New study shows that titanium dioxide nanoparticles are ubiquitous in food products
(Nanowerk Spotlight) Following up on our recent Nanowerk Spotlight on nanofoods, new research shows that consumers could be exposed to nanoparticles in food by a much larger degree than has been expected so far.
For a modern consumer it is hard to avoid titanium dioxide (TiO2) – a widely used additive in food, personal care and other household products. Approximately 7 million tons of bulk TiO2 are produced annually and used as white pigment in order to provide whiteness and opacity to products such as paints, coatings, plastics, papers, inks, foods, pills, as well as most toothpastes. In cosmetic and personal care products, it is used as a pigment, sunscreen and a thickener. TiO2 also is a photocatalyst; can oxidize oxygen or organic materials directly; and is superhydrophilic. You can therefore expect to see it increasingly used in paints, glass coatings, cement, tiles and ceramics, catalysts for air and water purification.
Due to increased performance (for instance better absorption and transparency of sun screens) and new uses (e.g. as nanocrystals in solar cells), the demand for TiO2 nanomaterials is growing. Roughly 50,000 tons of TiO2 nanoparticles were produced in 2010 and this amount is expected to grow to over 200,000 tons by 2015.
"Many applications of titanium dioxide would benefit from smaller primary particle sizes, and we can expect the percentage of TiO2 that is produced in or near the nano range to increase," Paul Westerhoff, a professor in the School of Sustainable Engineering and The Built Environment at Arizona State University and Senior Sustainability Scientist to the Global Institute of Sustainability, tells Nanowerk. "TiO2 nanomaterials in foods, consumer products, and household products are discharged as feces/urine, washed off of surfaces, or disposed of to sewage that enters wastewater treatment plants. While these plants capture most of the TiO2, nanoparticles measuring between 4 and 30 nm were still found in the treated effluent. These nanomaterials are then released to surface waters, where they can interact with living organisms."
Westerhoff points out that, although the release of TiO2 nanomaterials to the environment has been shown qualitatively, quantification of how much is released is difficult. That is why he and his team, together with collaborators from ETH Zurich and NTNU Trondheim, have started to fill the existing knowledge gaps that exist regarding commonly used sources of TiO2 materials.
In a recent paper in Environmental science & Technology ("Titanium Dioxide Nanoparticles in Food and Personal Care Products"), the scientists quantify the amount of titanium in common food products, derive estimates of human exposure to dietary (nano-) TiO2, and discuss the impact of the nanoscale fraction of TiO2 entering the environment.
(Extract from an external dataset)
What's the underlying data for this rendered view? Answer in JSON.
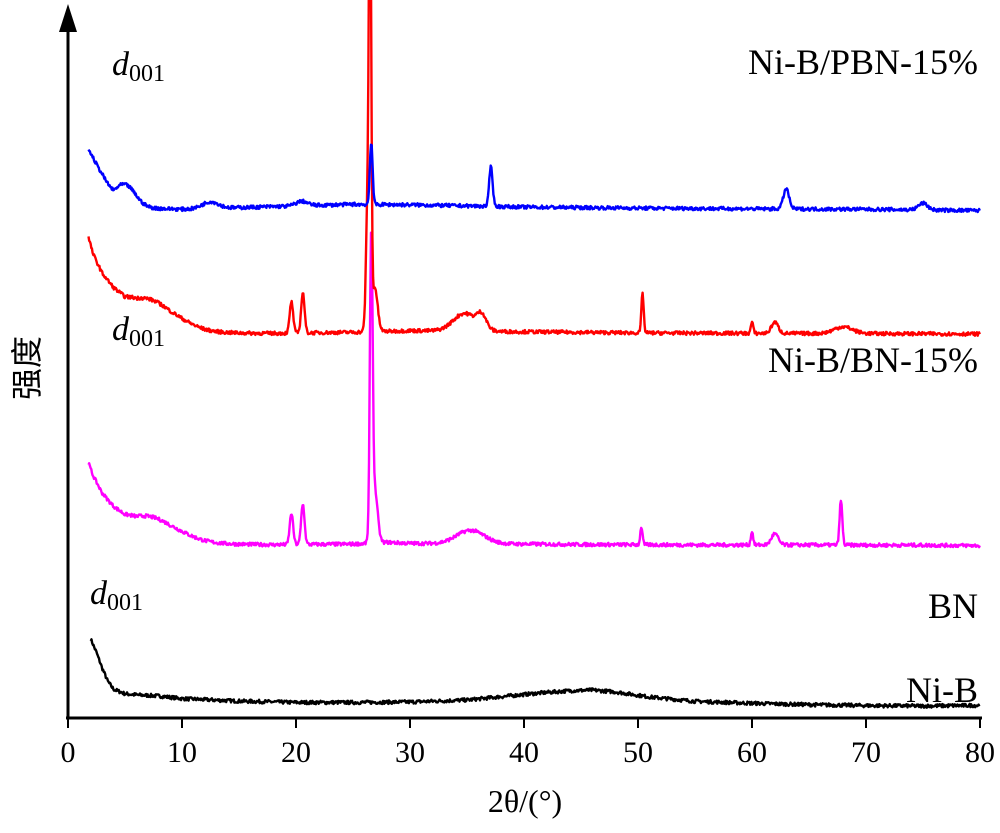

Specifically, the team analyzed titanium dioxide in foods and from food suppliers using advanced instrumentation to assess what fraction of the materials was less than 100 nm in size (whether it was aggregated or individual nanoparticles).
Distribution of primary particle size of food grade titanium dioxide (E171). Analysis indicates that 36% of the particles were less than 100 nm in at least one dimension. (Reprinted with permission from American Chemical Society)
For their experiments, the researchers selected a wide range of white foods from grocery stores in the U.S. Some of the foods were labeled as containing TiO2, and others were not but the primary product or surface coatings (e.g., icings) had a white color. All 89 foods were digested using microwave methods (in a beaker with hydrogen peroxide and hydrofluoric acid), and their titanium concentration was determined.
They found that roughly 36% of food-grade TiO2 (E171) consists of particles which are less than 100 nm in at least one dimension and that it readily disperses in water as fairly stable colloids.
Normalized titanium concentration in food products (top 20 products). (Reprinted with permission from American Chemical Society)
The scientists' simulated exposure to TiO2 for the U.S. population shows an average of 1-2 mg TiO2 per kilogram body weight per day for children under the age of 10 years and approximately 0.2-0.7 mg TiO2/kgbw/ day for the other consumer age groups.
"Of course, exposure to titanium dioxide depends largely on dietary habits, and in special cases the
exposure could be several hundreds of milligrams per day," says Westerhoff. "Because our measurements showed that roughly 36% of the particles in E171 may be in the nano range, we can presume a large exposure to nano-TiO2."
The researchers' conclusion is that it appears that pigment TiO2 represents an enormous source of nanoscale TiO2 entering sewage systems, rivers, landfills, and other sensitive environmental compartments.
"It also appears that through surface modifications food-grade TiO2 (E171) is more readily dispersed into water than other TiO2 nanomaterials – such as P25, which has been used in many environmental and toxicity studies – which potentially influences TiO2 fate, transport, and toxicity," Westerhoff notes. "Therefore, more environmental ecotoxicology and fate studies should use the fraction of smaller sized TiO2 in pigments because exposure to these materials is likely to be much higher and more representative than exposure to P25."
The research team suggests that future work should investigate other nanoscale food and personal care additives and that the research community should work towards understanding their surface chemistry and behavior in the environment.